Often, they go to the top. Parents who believe their daughter deserved an A instead of a B don’t go to the teacher; they take their case straight to the principal, he said.
Some athletes’ parents are prone to bypass the coach, the athletic director and even Schutz; they take their case downtown, where it usually gets sent back to the coach.
“Every parent wants the best for their kid,” Schutz said. “They all love their kids, and we do too, but sometimes it takes a lot of time.”
Discipline issues take even more time since the district embraced Restorative Practices. The program has received national praise for lessening tensions and repairing relationships, but requires heavy involvement from administrators, counselors and others.
“We have to get through the paperwork to get them to those resources,” Schutz said. “It takes time.”
It also requires patience.
“We work in an environment where almost every interaction is negative in some way,” Lewis said. “We’re in that weird line between raising kids, honoring teachers, partnering with families and trying to find wins for all of them.”
As Lewis sat in his office, three underclassmen walked up to his door and said they were worried about a classmate.
Lewis asked a few appropriate questions, then ordered them back to class – another fine line he straddles every day.

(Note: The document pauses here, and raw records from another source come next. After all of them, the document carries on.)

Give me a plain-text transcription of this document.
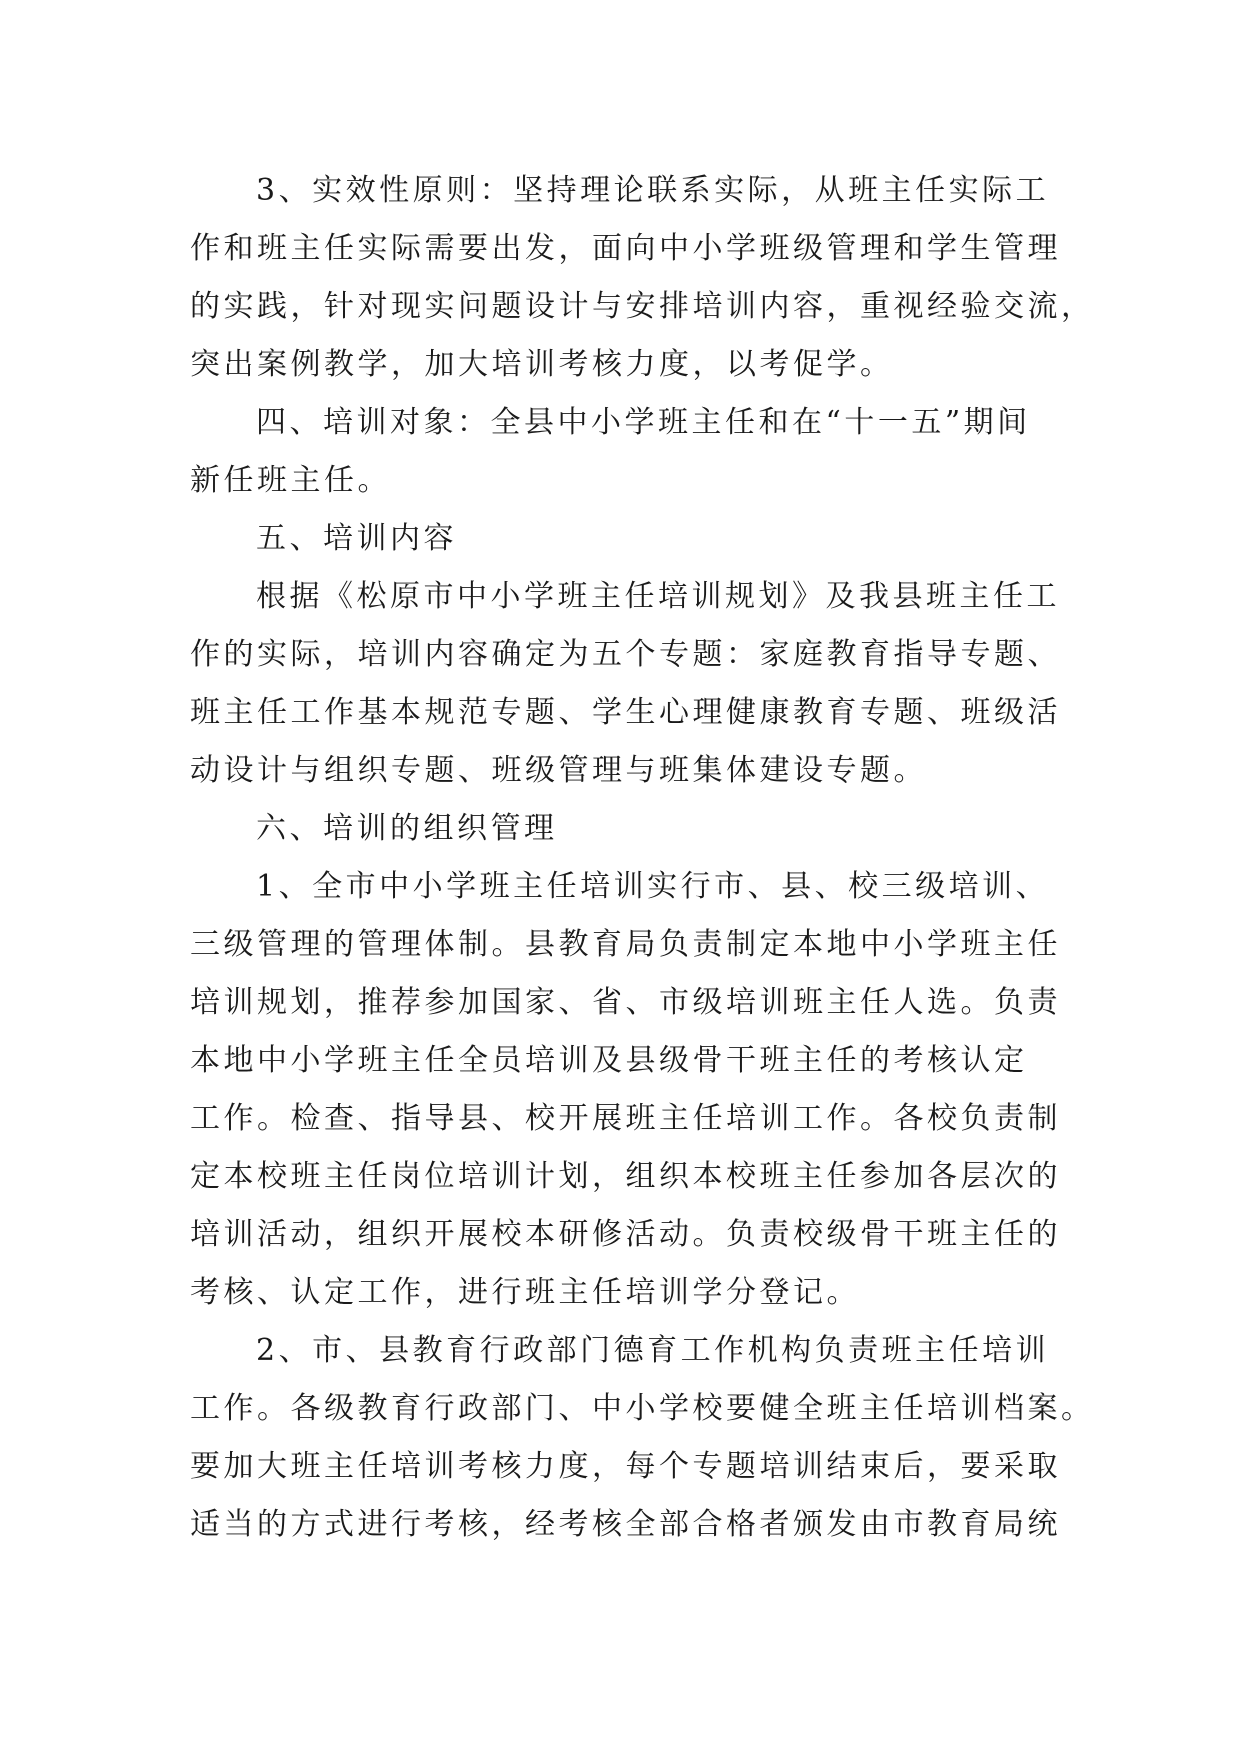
3、实效性原则：坚持理论联系实际，从班主任实际工
作和班主任实际需要出发，面向中小学班级管理和学生管理
的实践，针对现实问题设计与安排培训内容，重视经验交流，
突出案例教学，加大培训考核力度，以考促学。
四、培训对象：全县中小学班主任和在“十一五”期间
新任班主任。
五、培训内容
根据《松原市中小学班主任培训规划》及我县班主任工
作的实际，培训内容确定为五个专题：家庭教育指导专题、
班主任工作基本规范专题、学生心理健康教育专题、班级活
动设计与组织专题、班级管理与班集体建设专题。
六、培训的组织管理
1、全市中小学班主任培训实行市、县、校三级培训、
三级管理的管理体制。县教育局负责制定本地中小学班主任
培训规划，推荐参加国家、省、市级培训班主任人选。负责
本地中小学班主任全员培训及县级骨干班主任的考核认定
工作。检查、指导县、校开展班主任培训工作。各校负责制
定本校班主任岗位培训计划，组织本校班主任参加各层次的
培训活动，组织开展校本研修活动。负责校级骨干班主任的
考核、认定工作，进行班主任培训学分登记。
2、市、县教育行政部门德育工作机构负责班主任培训
工作。各级教育行政部门、中小学校要健全班主任培训档案。
要加大班主任培训考核力度，每个专题培训结束后，要采取
适当的方式进行考核，经考核全部合格者颁发由市教育局统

“If you cut the conversations off too soon, you send the message that you don’t want to help,” Lewis said.
The big crises come without warning.
At Ferris, every administrator carries a radio. When Lewis’ goes off, it’s often accompanied by a message to come to a classroom.

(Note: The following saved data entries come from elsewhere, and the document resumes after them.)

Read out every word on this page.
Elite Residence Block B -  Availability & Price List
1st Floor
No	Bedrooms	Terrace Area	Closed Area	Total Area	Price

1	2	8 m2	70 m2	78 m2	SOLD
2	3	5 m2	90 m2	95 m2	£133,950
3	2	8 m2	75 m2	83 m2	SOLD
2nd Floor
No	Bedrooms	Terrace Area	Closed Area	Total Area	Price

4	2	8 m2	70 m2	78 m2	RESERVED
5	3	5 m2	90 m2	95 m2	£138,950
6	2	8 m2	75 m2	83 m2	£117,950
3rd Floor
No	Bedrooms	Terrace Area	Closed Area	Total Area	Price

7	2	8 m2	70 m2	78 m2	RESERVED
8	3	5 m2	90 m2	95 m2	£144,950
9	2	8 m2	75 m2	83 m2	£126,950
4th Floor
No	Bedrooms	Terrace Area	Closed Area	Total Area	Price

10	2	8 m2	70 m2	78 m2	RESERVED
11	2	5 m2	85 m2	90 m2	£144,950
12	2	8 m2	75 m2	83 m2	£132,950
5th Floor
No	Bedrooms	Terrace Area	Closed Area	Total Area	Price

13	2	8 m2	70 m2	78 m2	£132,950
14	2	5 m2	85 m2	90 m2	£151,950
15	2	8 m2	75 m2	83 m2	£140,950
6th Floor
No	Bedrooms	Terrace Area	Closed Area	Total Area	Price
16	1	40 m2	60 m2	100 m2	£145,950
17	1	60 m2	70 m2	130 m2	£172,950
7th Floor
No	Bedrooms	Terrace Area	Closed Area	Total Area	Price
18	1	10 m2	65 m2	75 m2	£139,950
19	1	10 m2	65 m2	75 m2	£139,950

When that happens, Lewis drops everything and runs toward the unknown. Sometimes it’s a fight, and it’s up to Lewis to end it.
“But the last thing you want to do is step into the fight,” Lewis said. “Often we have to get physical with kids, but we want to do it in a loving, protective way,” generally with aid from a campus resource officer or another administrator.

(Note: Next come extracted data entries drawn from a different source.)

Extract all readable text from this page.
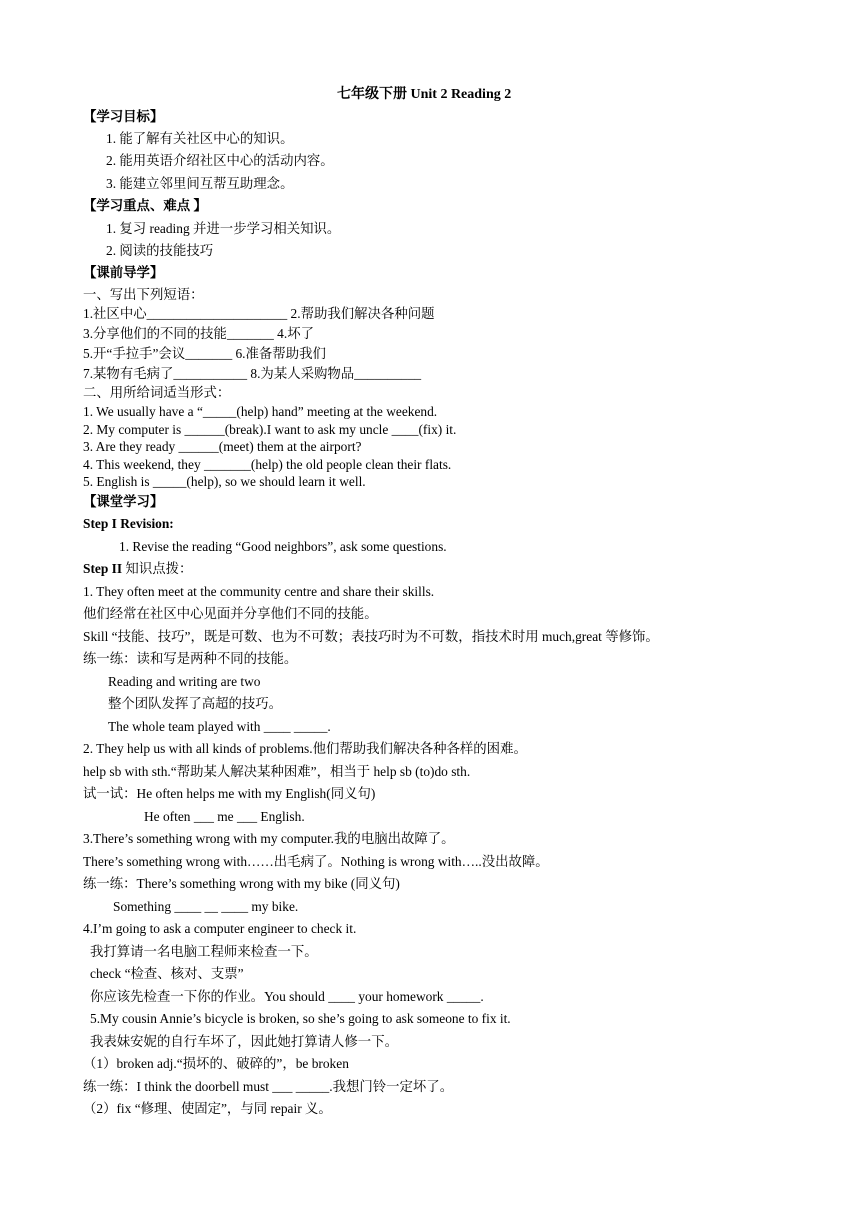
七年级下册 Unit 2 Reading 2
【学习目标】
1. 能了解有关社区中心的知识。
2. 能用英语介绍社区中心的活动内容。
3. 能建立邻里间互帮互助理念。
【学习重点、难点 】
1. 复习 reading 并进一步学习相关知识。
2. 阅读的技能技巧
【课前导学】
一、写出下列短语：
1.社区中心_____________________ 2.帮助我们解决各种问题
3.分享他们的不同的技能_______ 4.坏了
5.开“手拉手”会议_______ 6.准备帮助我们
7.某物有毛病了___________ 8.为某人采购物品__________
二、用所给词适当形式：
1. We usually have a “_____(help) hand” meeting at the weekend.
2. My computer is ______(break).I want to ask my uncle ____(fix) it.
3. Are they ready ______(meet) them at the airport?
4. This weekend, they _______(help) the old people clean their flats.
5. English is _____(help), so we should learn it well.
【课堂学习】
Step I Revision:
1. Revise the reading “Good neighbors”, ask some questions.
Step II 知识点拨：
1. They often meet at the community centre and share their skills.
他们经常在社区中心见面并分享他们不同的技能。
Skill “技能、技巧”，既是可数、也为不可数；表技巧时为不可数，指技术时用 much,great 等修饰。
练一练：读和写是两种不同的技能。
Reading and writing are two
整个团队发挥了高超的技巧。
The whole team played with ____ _____.
2. They help us with all kinds of problems.他们帮助我们解决各种各样的困难。
help sb with sth.“帮助某人解决某种困难”，相当于 help sb (to)do sth.
试一试：He often helps me with my English(同义句)
He often ___ me ___ English.
3.There’s something wrong with my computer.我的电脑出故障了。
There’s something wrong with……出毛病了。Nothing is wrong with…..没出故障。
练一练：There’s something wrong with my bike (同义句)
Something ____ __ ____ my bike.
4.I’m going to ask a computer engineer to check it.
我打算请一名电脑工程师来检查一下。
check “检查、核对、支票”
你应该先检查一下你的作业。You should ____ your homework _____.
5.My cousin Annie’s bicycle is broken, so she’s going to ask someone to fix it.
我表妹安妮的自行车坏了，因此她打算请人修一下。
（1）broken adj.“损坏的、破碎的”，be broken
练一练：I think the doorbell must ___ _____.我想门铃一定坏了。
（2）fix “修理、使固定”，与同 repair 义。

That’s not always the case, however. During an alercation in January, resource officer Shawn Audie resigned after he was accused of using excessive force.
Help rarely comes from other students, who these days seem more interested in filming the altercation and posting the action on social media as quickly as possible.
Schutz, Lewis and other administrators agree that social media has changed the landscape of school – even before the school day begins.
Not that long ago, bullying happened in the halls. Now it begins at 2 a.m. with the buzzing of cellphones.
“When the school day ends, everything seems OK,” said Rogers Principal Lori Wyborney. “Then somebody breaks up … what happened at midnight follows them back to school.”
Lewis is waiting for them. While fellow assistant principals Lisa Henderson and Kelly Kight spend most of their time with academic issues, Lewis deals primarily with the duties of the traditional vice principal.
“Parents have a lot of trust in giving their kids to us every day,” Lewis said. “There is a balance, we want to do everything we can, but we can’t do everything.
“Some of these kids need just one adult who can make a difference in their lives.”